We can also call upon the almighty power of God the Father as we strive to experience the truth of Romans 8:28. In his excellent book This is What We Believe, Timothy Tennent takes readers through the Apostle’s Creed. Remember it begins:
I believe in the God the Father almighty, maker of heaven and earth.
The reference to Father Tennent points out is language of intimacy. God wants to be in relationship with us. Fatherhood denotes love, tenderness, nurture and protection. Almighty denotes power, strength, authority, and might.
We can access the same power that created heaven and earth in and through our relationship with God the Father, Son, and Holy Spirit. We don’t have to face difficult, heart breaking situations on our own strength. The disciples learned this in dramatic fashion in our New Testament reading from Mark. They were facing a life-threatening storm. Their world was about to be literally turned upside down and they reacted much, I think, the way we would. They woke Jesus up and said to him, “Do you not care that we are perishing?” Shouldn’t they have known better? How did Jesus respond? He rebuked the wind and calmed the sea. And the wind died down and it became perfectly calm. That is the power of our almighty God.

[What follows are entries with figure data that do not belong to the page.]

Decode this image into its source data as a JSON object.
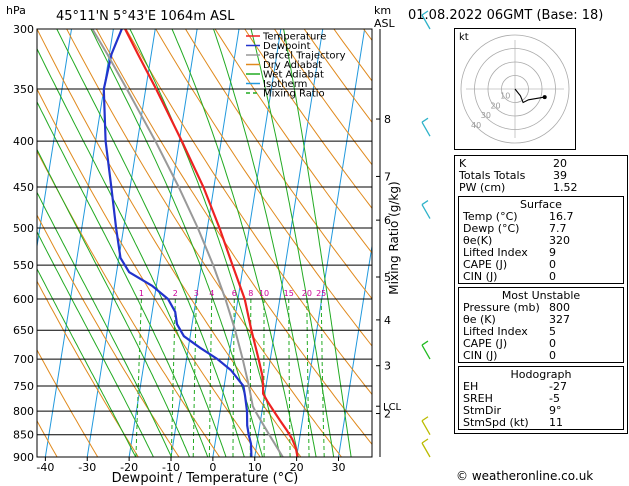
{
  "header": {
    "location": "45°11'N  5°43'E  1064m  ASL",
    "datetime": "01.08.2022  06GMT  (Base: 18)",
    "hpa_label": "hPa",
    "km_label": "km",
    "asl_label": "ASL"
  },
  "chart_data": {
    "type": "line",
    "xlabel": "Dewpoint / Temperature (°C)",
    "ylabel": "",
    "mixing_ratio_label": "Mixing Ratio (g/kg)",
    "xlim": [
      -42,
      38
    ],
    "ylim": [
      900,
      300
    ],
    "x_ticks": [
      -40,
      -30,
      -20,
      -10,
      0,
      10,
      20,
      30
    ],
    "pressure_ticks": [
      300,
      350,
      400,
      450,
      500,
      550,
      600,
      650,
      700,
      750,
      800,
      850,
      900
    ],
    "km_ticks": [
      {
        "km": "8",
        "p": 378
      },
      {
        "km": "7",
        "p": 438
      },
      {
        "km": "6",
        "p": 490
      },
      {
        "km": "5",
        "p": 567
      },
      {
        "km": "4",
        "p": 633
      },
      {
        "km": "3",
        "p": 712
      },
      {
        "km": "2",
        "p": 805
      }
    ],
    "lcl": {
      "label": "LCL",
      "p": 790
    },
    "mixing_ratio_values": [
      {
        "label": "1",
        "w": 1
      },
      {
        "label": "2",
        "w": 2
      },
      {
        "label": "3",
        "w": 3
      },
      {
        "label": "4",
        "w": 4
      },
      {
        "label": "6",
        "w": 6
      },
      {
        "label": "8",
        "w": 8
      },
      {
        "label": "10",
        "w": 10
      },
      {
        "label": "15",
        "w": 15
      },
      {
        "label": "20",
        "w": 20
      },
      {
        "label": "25",
        "w": 25
      }
    ],
    "legend": {
      "placement": "top-right",
      "items": [
        {
          "name": "Temperature",
          "color": "#ee2222",
          "dash": ""
        },
        {
          "name": "Dewpoint",
          "color": "#2233cc",
          "dash": ""
        },
        {
          "name": "Parcel Trajectory",
          "color": "#999999",
          "dash": ""
        },
        {
          "name": "Dry Adiabat",
          "color": "#e08a1e",
          "dash": ""
        },
        {
          "name": "Wet Adiabat",
          "color": "#22aa22",
          "dash": ""
        },
        {
          "name": "Isotherm",
          "color": "#2299dd",
          "dash": ""
        },
        {
          "name": "Mixing Ratio",
          "color": "#22aa22",
          "dash": "4,3"
        }
      ]
    },
    "series": [
      {
        "name": "Temperature",
        "color": "#ee2222",
        "points": [
          [
            900,
            20.2
          ],
          [
            880,
            19.5
          ],
          [
            860,
            18.3
          ],
          [
            840,
            16.6
          ],
          [
            820,
            14.7
          ],
          [
            800,
            12.8
          ],
          [
            780,
            10.9
          ],
          [
            765,
            9.6
          ],
          [
            750,
            9.3
          ],
          [
            730,
            8.7
          ],
          [
            700,
            7.2
          ],
          [
            650,
            4.4
          ],
          [
            600,
            1.6
          ],
          [
            550,
            -2.6
          ],
          [
            500,
            -7.1
          ],
          [
            450,
            -12.5
          ],
          [
            400,
            -19.4
          ],
          [
            350,
            -27.5
          ],
          [
            320,
            -33.2
          ],
          [
            300,
            -37.2
          ]
        ]
      },
      {
        "name": "Dewpoint",
        "color": "#2233cc",
        "points": [
          [
            900,
            9.2
          ],
          [
            870,
            8.6
          ],
          [
            850,
            7.7
          ],
          [
            830,
            7.0
          ],
          [
            800,
            6.4
          ],
          [
            770,
            5.4
          ],
          [
            750,
            4.6
          ],
          [
            720,
            1.0
          ],
          [
            700,
            -2.6
          ],
          [
            680,
            -7.2
          ],
          [
            660,
            -11.5
          ],
          [
            640,
            -13.6
          ],
          [
            620,
            -14.5
          ],
          [
            600,
            -16.7
          ],
          [
            580,
            -21.0
          ],
          [
            560,
            -27.0
          ],
          [
            540,
            -29.6
          ],
          [
            500,
            -31.8
          ],
          [
            450,
            -34.5
          ],
          [
            400,
            -37.6
          ],
          [
            350,
            -40.0
          ],
          [
            320,
            -39.5
          ],
          [
            300,
            -38.0
          ]
        ]
      },
      {
        "name": "Parcel Trajectory",
        "color": "#999999",
        "points": [
          [
            900,
            16.7
          ],
          [
            850,
            12.6
          ],
          [
            800,
            8.4
          ],
          [
            790,
            7.6
          ],
          [
            750,
            5.9
          ],
          [
            700,
            3.4
          ],
          [
            650,
            0.5
          ],
          [
            600,
            -3.0
          ],
          [
            550,
            -7.2
          ],
          [
            500,
            -12.3
          ],
          [
            450,
            -18.4
          ],
          [
            400,
            -25.7
          ],
          [
            350,
            -34.5
          ],
          [
            320,
            -40.5
          ],
          [
            300,
            -45.0
          ]
        ]
      }
    ]
  },
  "hodograph": {
    "label": "kt",
    "ring_labels": [
      "10",
      "20",
      "30",
      "40"
    ],
    "points": [
      [
        0,
        0
      ],
      [
        4,
        -5
      ],
      [
        6,
        -10
      ],
      [
        10,
        -8
      ],
      [
        22,
        -6
      ]
    ]
  },
  "indices": {
    "rows": [
      {
        "label": "K",
        "value": "20"
      },
      {
        "label": "Totals Totals",
        "value": "39"
      },
      {
        "label": "PW (cm)",
        "value": "1.52"
      }
    ]
  },
  "surface": {
    "title": "Surface",
    "rows": [
      {
        "label": "Temp (°C)",
        "value": "16.7"
      },
      {
        "label": "Dewp (°C)",
        "value": "7.7"
      },
      {
        "label": "θe(K)",
        "value": "320"
      },
      {
        "label": "Lifted Index",
        "value": "9"
      },
      {
        "label": "CAPE (J)",
        "value": "0"
      },
      {
        "label": "CIN (J)",
        "value": "0"
      }
    ]
  },
  "most_unstable": {
    "title": "Most Unstable",
    "rows": [
      {
        "label": "Pressure (mb)",
        "value": "800"
      },
      {
        "label": "θe (K)",
        "value": "327"
      },
      {
        "label": "Lifted Index",
        "value": "5"
      },
      {
        "label": "CAPE (J)",
        "value": "0"
      },
      {
        "label": "CIN (J)",
        "value": "0"
      }
    ]
  },
  "hodograph_table": {
    "title": "Hodograph",
    "rows": [
      {
        "label": "EH",
        "value": "-27"
      },
      {
        "label": "SREH",
        "value": "-5"
      },
      {
        "label": "StmDir",
        "value": "9°"
      },
      {
        "label": "StmSpd (kt)",
        "value": "11"
      }
    ]
  },
  "footer": {
    "text": "© weatheronline.co.uk"
  },
  "colors": {
    "isotherm": "#2299dd",
    "dry_adiabat": "#e08a1e",
    "wet_adiabat": "#22aa22",
    "mixing_ratio": "#22aa22",
    "mixing_ratio_label": "#cc0099",
    "wind": "#2fb3c9",
    "wind_low": "#22bb22",
    "wind_surface": "#bbbb00"
  }
}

The final example of Romans 8:28 comes from my own experience. In fact, it took place when I was early in my faith and looking back I know it has shaped my thinking and confidence in the promises of scripture as I have faced many challenges since then. When I was a high school junior I auditioned for a theatre company at the Kalamazoo Civic. The audition was open to students from 5 surrounding cities. I made the company and was cast in roles in two musicals we would be performing that summer. Two Gentlemen of Verona and Showboat.
I was also given a solo in the pre-season show which would kick off the season. The song was “Bewitched” from the musical Pal Joey.

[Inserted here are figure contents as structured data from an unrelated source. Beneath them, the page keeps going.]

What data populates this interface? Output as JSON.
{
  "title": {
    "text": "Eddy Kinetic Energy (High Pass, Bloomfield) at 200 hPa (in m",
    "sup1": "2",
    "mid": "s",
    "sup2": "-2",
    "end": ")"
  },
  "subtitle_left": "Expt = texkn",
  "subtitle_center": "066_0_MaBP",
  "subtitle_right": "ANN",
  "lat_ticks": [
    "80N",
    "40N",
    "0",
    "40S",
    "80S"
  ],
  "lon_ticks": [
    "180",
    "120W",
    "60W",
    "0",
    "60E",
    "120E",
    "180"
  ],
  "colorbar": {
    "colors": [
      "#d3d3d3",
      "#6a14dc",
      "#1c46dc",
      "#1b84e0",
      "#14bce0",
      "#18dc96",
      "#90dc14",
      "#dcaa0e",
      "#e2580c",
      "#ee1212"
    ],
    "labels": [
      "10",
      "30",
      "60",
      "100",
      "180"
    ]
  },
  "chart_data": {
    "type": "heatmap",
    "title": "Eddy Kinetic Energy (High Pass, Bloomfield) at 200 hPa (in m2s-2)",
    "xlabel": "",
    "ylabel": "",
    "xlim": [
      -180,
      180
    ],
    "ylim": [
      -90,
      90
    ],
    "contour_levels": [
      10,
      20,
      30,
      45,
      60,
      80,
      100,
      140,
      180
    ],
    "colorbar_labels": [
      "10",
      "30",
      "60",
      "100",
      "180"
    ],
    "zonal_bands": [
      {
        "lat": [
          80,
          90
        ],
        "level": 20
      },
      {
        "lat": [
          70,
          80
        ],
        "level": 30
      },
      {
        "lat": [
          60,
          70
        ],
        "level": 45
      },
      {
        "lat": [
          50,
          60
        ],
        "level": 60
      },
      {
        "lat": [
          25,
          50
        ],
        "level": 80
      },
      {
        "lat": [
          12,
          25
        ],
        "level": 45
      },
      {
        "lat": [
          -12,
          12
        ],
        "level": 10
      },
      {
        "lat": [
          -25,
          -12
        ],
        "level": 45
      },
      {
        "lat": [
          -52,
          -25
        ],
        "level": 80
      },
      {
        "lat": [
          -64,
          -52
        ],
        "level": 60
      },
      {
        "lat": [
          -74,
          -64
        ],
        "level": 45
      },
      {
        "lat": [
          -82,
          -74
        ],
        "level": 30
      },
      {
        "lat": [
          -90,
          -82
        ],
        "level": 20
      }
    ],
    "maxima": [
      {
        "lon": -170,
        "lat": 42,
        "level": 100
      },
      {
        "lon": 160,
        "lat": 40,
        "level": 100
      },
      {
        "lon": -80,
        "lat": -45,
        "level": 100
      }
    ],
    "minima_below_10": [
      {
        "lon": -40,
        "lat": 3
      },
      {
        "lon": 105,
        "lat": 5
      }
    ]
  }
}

Here is my world-turned-upside-down part of the story. A few days before the show I began to lose my voice. By the morning of the show I could barely speak above a whisper. Since it was Sunday I went to church and told a few friends and the pastor of my situation. During the joys and concerns part of the service that morning the pastor shared that I needed prayer and so the congregation prayed that my condition would improve and that I would be able to sing that night.

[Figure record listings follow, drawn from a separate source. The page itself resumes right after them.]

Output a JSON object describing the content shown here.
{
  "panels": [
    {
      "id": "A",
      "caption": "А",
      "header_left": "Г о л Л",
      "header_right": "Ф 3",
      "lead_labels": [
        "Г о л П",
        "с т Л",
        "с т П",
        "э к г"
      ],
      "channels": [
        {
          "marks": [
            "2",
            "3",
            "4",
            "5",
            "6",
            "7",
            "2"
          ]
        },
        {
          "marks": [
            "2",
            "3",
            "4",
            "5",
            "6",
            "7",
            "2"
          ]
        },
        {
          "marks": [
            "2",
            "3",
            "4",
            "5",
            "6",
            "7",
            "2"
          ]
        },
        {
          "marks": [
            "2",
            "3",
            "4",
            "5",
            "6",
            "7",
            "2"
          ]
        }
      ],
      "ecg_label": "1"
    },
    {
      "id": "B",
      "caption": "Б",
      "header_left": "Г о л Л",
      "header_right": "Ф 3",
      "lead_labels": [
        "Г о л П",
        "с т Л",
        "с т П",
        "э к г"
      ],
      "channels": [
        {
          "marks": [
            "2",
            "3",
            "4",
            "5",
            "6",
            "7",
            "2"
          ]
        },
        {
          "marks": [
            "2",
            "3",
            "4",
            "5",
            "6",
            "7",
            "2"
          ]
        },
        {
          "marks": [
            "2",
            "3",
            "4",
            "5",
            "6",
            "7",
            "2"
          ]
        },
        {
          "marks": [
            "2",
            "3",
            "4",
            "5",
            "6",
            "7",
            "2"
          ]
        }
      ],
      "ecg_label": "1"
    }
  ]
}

The challenge for me as a 17-year-old kid was to set my mind on the Spirit and not worry about all the possible outcomes as curtain time approached. When I got to the theatre my voice was clear but I had no power, and I really didn’t know how the performance would go. It was warm that night, but the air conditioner in the theatre was not working so there was no extra noise that might have been there if the blower kicked on during my song. To try and cool themselves, many people in the audience had made fans out of their programs, but as I walked out on stage to sing most stopped fanning. This too, cut down on noise. I walked as far downstage as I could to be closer to the audience and as the song began I sang softly at first but clear, hitting all the notes. I gained confidence with each stanza and was able to sing more boldly as the song neared its ending: “I’ll sing to her, bring spring to her and long for the day when I’ll cling to her. Betwitched, bothered and bewildered am I.”
After the show was over several people offered congratulations and told me how well I had done. They had no idea I could hardly talk only hours before. For me it was an early lesson in answered prayer and the promises of God.
We do not have to be bothered and bewitched. Whether we are betrayed and falsely accused like Joseph. Suffer disappointment and setbacks on the job like Alex Smith, or have doubts about a future outcome like I did. God is faithful to his promise that “all things work together for good for those who love Him and are called according to his purpose.” This does not mean we won’t be spared hardship, disease, doubt, and all the other difficulties of life. The take-away I think is in how we face those difficulties. Do we try and do it on our own, or do we set our mind on the Spirit and trust in the powerful promise of Romans 8:28?